ECLI:NL:GHARL:2021:8998

Gerechtshof Arnhem-Leeuwarden

Datum uitspraak
14 september 2021
Publicatiedatum
27 september 2021
Zaaknummer
21-003450-18
Instantie
Gerechtshof Arnhem-Leeuwarden
Type
Uitspraak
Rechtsgebied
Strafrecht
Procedures
  • Hoger beroep
Vindplaatsen
  • Rechtspraak.nl
AI samenvatting door LexboostAutomatisch gegenereerd

Niet-ontvankelijkheid van de officier van justitie in hoger beroep na intrekking

In deze zaak heeft de officier van justitie hoger beroep ingesteld tegen een vonnis van de rechtbank Gelderland, uitgesproken op 5 juni 2018. Het hoger beroep werd behandeld door het gerechtshof Arnhem-Leeuwarden, dat op 14 september 2021 uitspraak deed. Tijdens de zittingen op 10 september 2020 en 14 september 2021 is het hof tot de conclusie gekomen dat de officier van justitie het hoger beroep niet wenst te handhaven. Dit bleek uit een akte van intrekking van het hoger beroep, gedateerd 13 juli 2021. De officier van justitie had geen belang meer bij de behandeling van het hoger beroep, aangezien het onderzoek al was aangevangen en de verdachte zelf geen hoger beroep had ingesteld.

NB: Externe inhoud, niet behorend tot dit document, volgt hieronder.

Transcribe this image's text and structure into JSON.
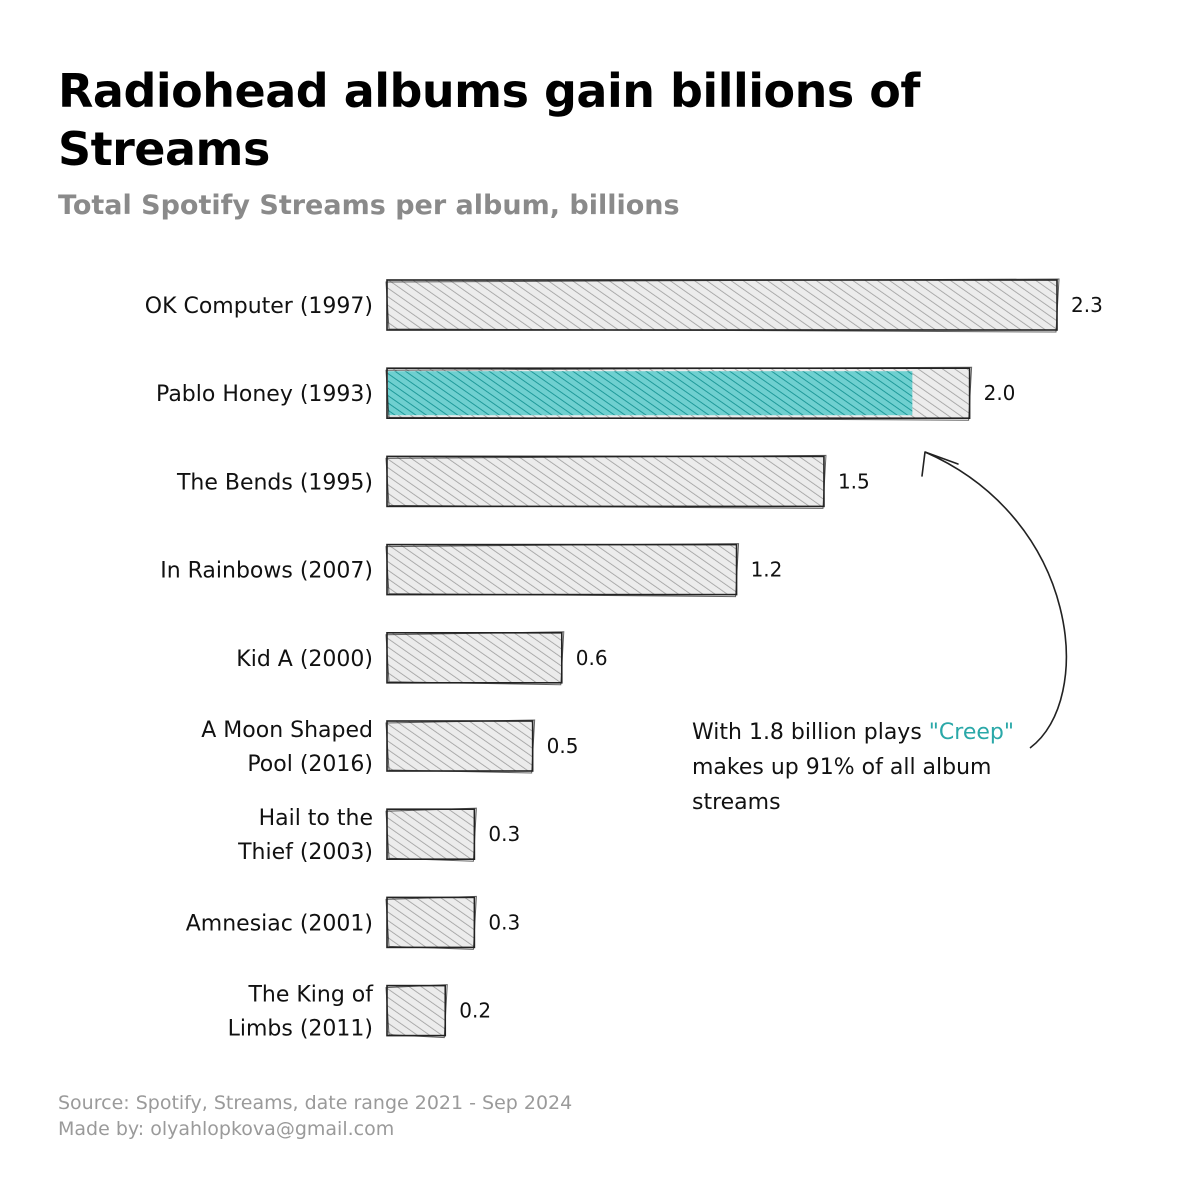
{
  "title": "Radiohead albums gain billions of Streams",
  "subtitle": "Total Spotify Streams per album, billions",
  "chart_data": {
    "type": "bar",
    "orientation": "horizontal",
    "categories": [
      "OK Computer (1997)",
      "Pablo Honey (1993)",
      "The Bends (1995)",
      "In Rainbows (2007)",
      "Kid A (2000)",
      "A Moon Shaped Pool (2016)",
      "Hail to the Thief (2003)",
      "Amnesiac (2001)",
      "The King of Limbs (2011)"
    ],
    "values": [
      2.3,
      2.0,
      1.5,
      1.2,
      0.6,
      0.5,
      0.3,
      0.3,
      0.2
    ],
    "value_labels": [
      "2.3",
      "2.0",
      "1.5",
      "1.2",
      "0.6",
      "0.5",
      "0.3",
      "0.3",
      "0.2"
    ],
    "highlight": {
      "category": "Pablo Honey (1993)",
      "track": "Creep",
      "value": 1.8,
      "color": "#2aa8a8"
    },
    "xlim": [
      0,
      2.3
    ],
    "grid": false,
    "bar_color": "#d9d9d9",
    "outline_color": "#222222"
  },
  "annotation": {
    "line1": "With 1.8 billion plays ",
    "highlight": "\"Creep\"",
    "line2": "makes up 91% of all album",
    "line3": "streams"
  },
  "footer": {
    "source": "Source: Spotify, Streams, date range 2021 - Sep 2024",
    "made_by": "Made by: olyahlopkova@gmail.com"
  }
}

Het hof oordeelde dat er geen rechtens te respecteren belang was dat een nader onderzoek in hoger beroep rechtvaardigde. Daarom werd de officier van justitie niet-ontvankelijk verklaard in het hoger beroep. De uitspraak werd gedaan door de meervoudige kamer voor strafzaken van het gerechtshof, onder leiding van voorzitter mr. M.L.H.E. Roessingh-Bakels, en in aanwezigheid van de andere raadsheren en de griffier.

Uitspraak

Afdeling strafrecht
Parketnummer: 21-003450-18
Uitspraak d.d.: 14 september 2021
TEGENSPRAAK
Arrestvan de meervoudige kamer voor strafzaken van het gerechtshof Arnhem-Leeuwarden, zittingsplaats Arnhem
gewezen op het hoger beroep, ingesteld tegen het vonnis van de rechtbank Gelderland van 5 juni 2018 met parketnummer 05-800066-16 in de strafzaak tegen

[verdachte] ,

geboren te [geboorteplaats] (Turkije) op [geboortedag] 1965,
wonende te [woonplaats] .

Het hoger beroep

De officier van justitie heeft tegen het hiervoor genoemde vonnis hoger beroep ingesteld.

Onderzoek van de zaak

Dit arrest is gewezen naar aanleiding van het onderzoek op de terechtzittingen van het hof van 10 september 2020 en 14 september 2021 en, overeenkomstig het bepaalde bij artikel 422 van het Wetboek van Strafvordering, het onderzoek op de terechtzitting in eerste aanleg.
Het hof heeft kennisgenomen van de vordering van de advocaat-generaal. Deze vordering is na voorlezing aan het hof overgelegd.

Ontvankelijkheid van het hoger beroep

Blijkens de akte intrekken hoger beroep van 13 juli 2021 wenst de officier van justitie het hoger beroep niet te handhaven. Intrekking van het hoger beroep was niet meer mogelijk, nu het onderzoek ter terechtzitting in hoger beroep reeds op een eerdere (regie)zitting van het hof was aangevangen. Verdachte had geen hoger beroep ingesteld. Nu het openbaar ministerie geen belang meer stelt in behandeling van het hoger beroep en nu ook overigens niet is gebleken van enig rechtens te respecteren belang dat is gediend met enig nader onderzoek van de zaak in hoger beroep, zal de officier van justitie daarin niet-ontvankelijk worden verklaard.

BESLISSING

Het hof:
Verklaart de officier van justitie niet-ontvankelijk in het hoger beroep.
Aldus gewezen door
mr. M.L.H.E. Roessingh-Bakels, voorzitter,
mr. E.W. van den Heuvel en mr. R. Krijger, raadsheren,
in tegenwoordigheid van mr. S.H. Diepeveen, griffier,
en op 14 september 2021 ter openbare terechtzitting uitgesproken.